Tekoşîna Anarşîst

Tekmil: Uma Ferramenta para Reflexão Coletiva

  O que é

  Uma Breve História do Tekmil

  Como o Tekmil Acontece na Prática?

  Dicas para o Tekmil

  Fundamentos da Tekmil

O que é

O Tekmil é um instrumento de reflexão coletiva. A raiz histórica do que conhecemos como tekmil pode ser rastreada até as tradições comunistas autoritárias, como o stalinismo. No entanto, Mao foi o primeiro entre essas tradições a dar tanta ênfase e importância aos métodos de crítica e autocrítica. No geral, podemos afirmar que a crítica e a autocrítica têm sido valiosas para os movimentos revolucionários em geral e nunca foram estranhas aos movimentos revolucionários não autoritários em geral.

No contexto de Rojava, tekmil pode ser traduzido como “relatório”— além disso, pode-se traçar se desenvolvimento e a transformação desse significado dependendo da situação. Ainda assim, faz sentido ter em mente a tradução literal - humildade e brevidade são valorizadas no Tekmil. Ela contém muitos códigos culturais, mecanismos e pressupostos ideológicos, e requer uma compreensão e base sólida, tanto filosófica quanto ideológica.

Este artigo transmite uma experiência específica de uma organização anarquista em Rojava e não necessariamente representa ou se estende a todas as outras práticas de Tekmil em todas as estruturas revolucionárias no Curdistão e além. Não queremos dar a impressão de que “carregamos conhecimento correto sobre o Tekmil” e que queremos “contar como ele realmente funciona”.

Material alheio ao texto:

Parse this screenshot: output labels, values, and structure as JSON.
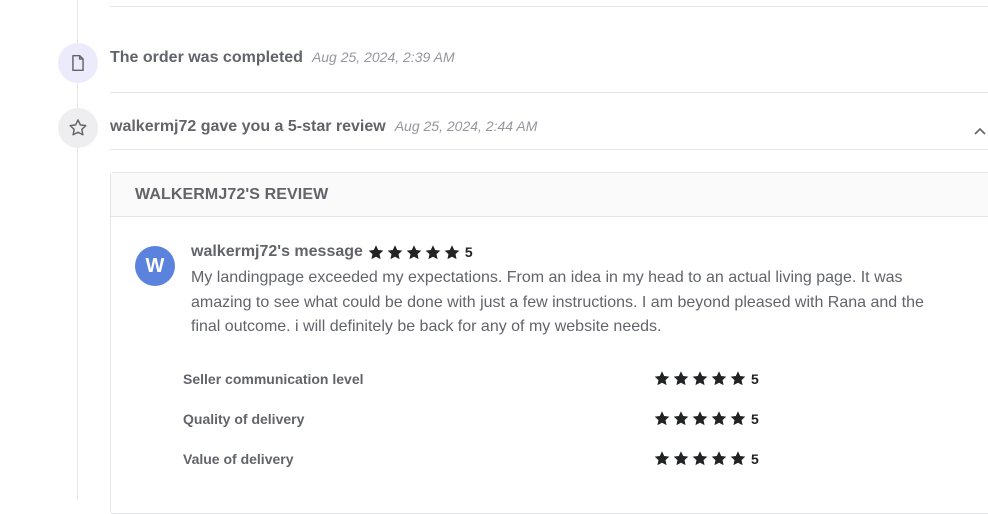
{
  "events": [
    {
      "text": "The order was completed",
      "date": "Aug 25, 2024, 2:39 AM",
      "icon": "document-icon"
    },
    {
      "text": "walkermj72 gave you a 5-star review",
      "date": "Aug 25, 2024, 2:44 AM",
      "icon": "star-outline-icon"
    }
  ],
  "review": {
    "header": "WALKERMJ72'S REVIEW",
    "avatar_letter": "W",
    "message_title": "walkermj72's message",
    "overall_score": "5",
    "overall_stars": 5,
    "message": "My landingpage exceeded my expectations. From an idea in my head to an actual living page. It was amazing to see what could be done with just a few instructions. I am beyond pleased with Rana and the final outcome. i will definitely be back for any of my website needs.",
    "ratings": [
      {
        "label": "Seller communication level",
        "score": "5",
        "stars": 5
      },
      {
        "label": "Quality of delivery",
        "score": "5",
        "stars": 5
      },
      {
        "label": "Value of delivery",
        "score": "5",
        "stars": 5
      }
    ]
  },
  "colors": {
    "avatar": "#5b82dd",
    "event_icon_bg_completed": "#ecebfb",
    "event_icon_bg_review": "#eeeef0",
    "star": "#222325"
  },
  "icons": {
    "collapse": "chevron-up-icon",
    "rating_star": "star-filled-icon"
  }
}
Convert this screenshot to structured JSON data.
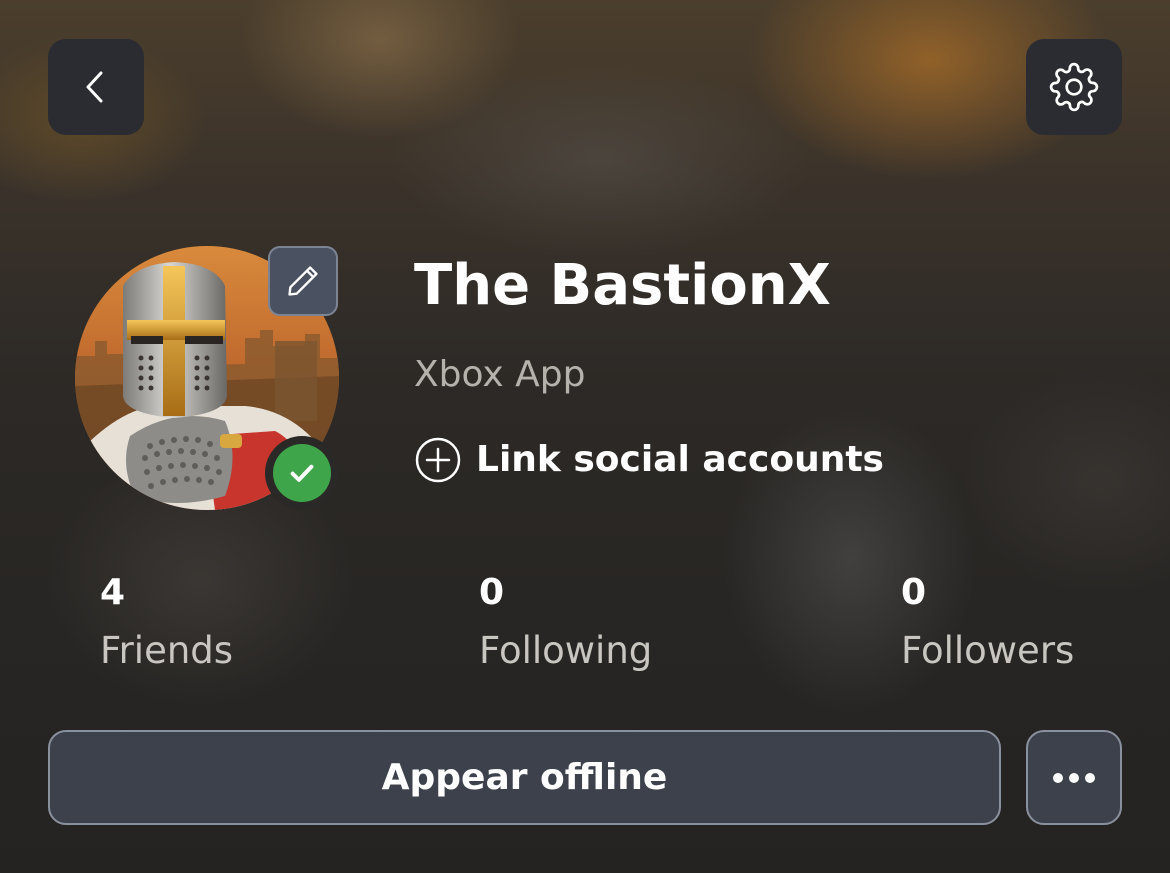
{
  "header": {
    "back_icon": "chevron-left-icon",
    "settings_icon": "gear-icon"
  },
  "profile": {
    "gamertag": "The BastionX",
    "subtitle": "Xbox App",
    "link_social_label": "Link social accounts",
    "link_social_icon": "plus-circle-icon",
    "avatar_description": "crusader-knight-avatar",
    "edit_icon": "pencil-icon",
    "status": "online",
    "status_color": "#3fa54a"
  },
  "stats": [
    {
      "value": "4",
      "label": "Friends"
    },
    {
      "value": "0",
      "label": "Following"
    },
    {
      "value": "0",
      "label": "Followers"
    }
  ],
  "actions": {
    "appear_offline_label": "Appear offline",
    "more_icon": "ellipsis-icon"
  }
}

Pelo contrário, nossa posição e experiência vêm de e com humildade, e gostaríamos de compartilhar o que aprendemos por meio de nossas interações com o movimento revolucionário no nordeste da Síria. Deve-se entender que este texto é escrito pelas lentes da organização anarquista internacionalista em Rojava – não reivindicamos ter o ponto de vista mais objetivo, e nossa posição também carrega suas próprias limitações. Nossas experiências podem diferir do que outros internacionalistas experimentaram ao aprender sobre Tekmil neste contexto, bem como daqueles para quem o Curdistão e as línguas e culturas locais são nativas.

O que podemos e queremos é compartilhar nossas próprias experiências e perspectivas sobre a Tekmil.

Nas estruturas revolucionárias do Curdistão, o Tekmil é usado como ferramenta de reflexão e análise coletiva. Tekmil avalia a socialização em nossas sociedades, a influência da mentalidade capitalista e patriarcal em nossas personalidades, e trata de nossas ações, nossas abordagens uns aos outros no formato de camaradagem e convivência coletiva e das ideias que queremos colocar em prática. Uma das partes principais do tekmil é a crítica. Na maioria das comunidades de onde viemos, a crítica costuma ser percebida como um ataque ou uma declaração negativa. A filosofia da Tekmil vê a crítica como um presente que os camaradas oferecem uns aos outros com a melhor das intenções. Do ponto de vista de tal filosofia, a crítica é o que nos permite crescer como indivíduos, trabalhar em nossas falhas - mesmo que a crítica possa ser muito difícil de ouvir e aceitar. A crítica também pode ser difícil de expressar. A tarefa do tekmil é nos aproximar da realização de nossas ideias dentro de nós mesmos e ao nosso redor, e nos afastar da mentalidade do capitalismo e do patriarcado. Em vez do último, Tekmil ajuda a desenvolver a mentalidade das pessoas que lutam pela libertação e que aspiram a ser revolucionárias. Isso significa mudar a mentalidade e a personalidade de acordo com as ideias pelas quais lutamos.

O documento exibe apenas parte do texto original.